La pensée critique et les mouvements sociaux : trajectoires et oscillations

La pensée critique, que cela soit dans le domaine philosophique ou sociologique, s’acharne depuis longtemps à comprendre la dynamique de la transformation sociale. Dans une certaine interprétation qu’on identifie, à tort selon moi, à Marx, le mode de production, qui structure les rapports sociaux, détermine dans une large mesure la place des acteurs. Dans son interprétation « rigoriste » (celle des théoriciens de la Deuxième Internationale, Eduard Bernstein et Karl Kautsky par exemple), la « marche de l’histoire » est programmée par l’évolution économique qui force le passage « inévitable » vers le socialisme et la classe sociale qui le portent, soit la classe ouvrière. Celle-ci à la limite n’est pas un « agent », mais une partie de la structure, celle qui va détruire et subsumer cette structure dans un éblouissant Aufhebung. Dans une telle perspective, l’histoire « sans sujet » devient vide des mouvements sociaux. Dans la pensée de Marx par contre, plus complexe, plus contradictoire aussi, on lit une oscillation constante entre la « structure » et les « agents ». Dans ses travaux sur la politique et l’État, l’histoire n’est pas totalement « déterminée ». Elle se déplie comme une série de potentialités, de bifurcations. Dans le cycle des travaux sur les crises en France[1], notamment, se positionne le rôle central des luttes de classes : celles-ci se jouent sur le terrain politique, un terrain qui fluctue selon les propositions et les forces des divers acteurs, définis d’abord et avant tout comme représentants de diverses « fractions de classes ». Les classes, précise Marx, ne sont pas des « entités sociologiques », ni des « catégories préétablies » de la société, mais la matérialisation des confrontations qu’elles ont les unes avec les autres.

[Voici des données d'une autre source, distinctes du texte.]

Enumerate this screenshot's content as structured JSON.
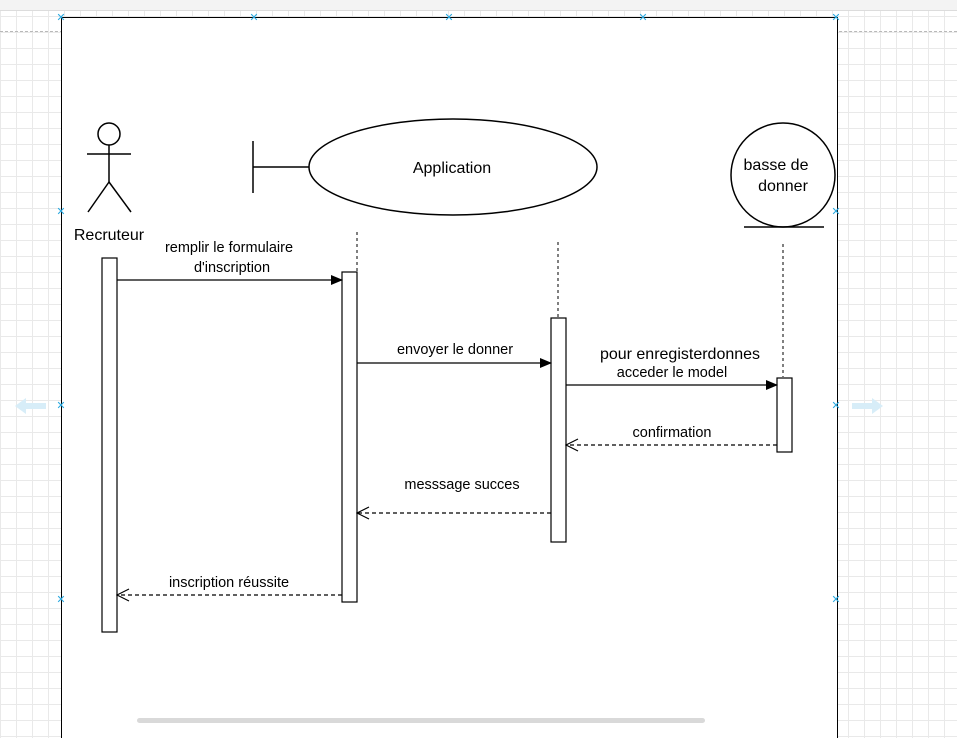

La domination contestée du structuralisme

Plus tard, au xxe siècle, dans le sillon des révolutions européennes, ce débat rebondit. Dans un sens, la vision hégélienne de la « marche de l’histoire » est développée en Russie alors qu’une extraordinaire conjonction de forces permet la révolution des Soviets, en ouvrant, sur le plan théorique, la relance d’une vision historiciste que Georges Lukacs développe magistralement[2]. Peu à peu, cette lecture simpliste et dogmatique s’impose dans le mouvement social un peu partout dans le monde. Plus tard, des voix dissidentes, dont celles d’Antonio Gramsci, tentent de revenir sur les jeux complexes du politique et du social. Gramsci, à partir de ses intuitions géniales[3], s’acharne à expliquer pourquoi la décomposition du capitalisme de l’époque, au lieu d’ouvrir la porte au socialisme (ce que pensaient la plupart des théoriciens de l’époque) débouche plutôt sur le fascisme. Plus encore, il élabore les linéaments d’une nouvelle perspective permettant de comprendre pourquoi une partie importante du prolétariat et des classes populaires et moyennes va « contre » ses propres intérêts en se rangeant derrière Mussolini et Hitler. Le projet réactionnaire est en fait l’oeuvre du politique et pour le confronter, il faut sortir de la vision traditionnelle de la « marche de l’histoire ». Il faut revenir sur les contradictions et les luttes affectant la réalité complexe des classes et des luttes de classes, de même que l’influence du monde de la culture, des intellectuels, ce que Gramsci appelle, d’une manière un peu vague, la « société civile ». Pour ce marxiste dissident, les luttes de classes ne sont pas prédéterminées. La politique et l’État se présentent comme un système de « tranchées » complexe qui évolue et sur lequel se déroulent de grandes « batailles » d’idées, des mouvements organisationnels, des conquêtes politiques. Certes malgré ces propositions décapantes, la vision structuraliste continue de dominer le débat, d’une part, dans le sillon du « socialisme triomphant » (après la Deuxième Guerre mondiale), d’autre part, par la domination du marxisme économiciste, hégémonique au sein des intellectuels et des mouvements de gauche de l’époque.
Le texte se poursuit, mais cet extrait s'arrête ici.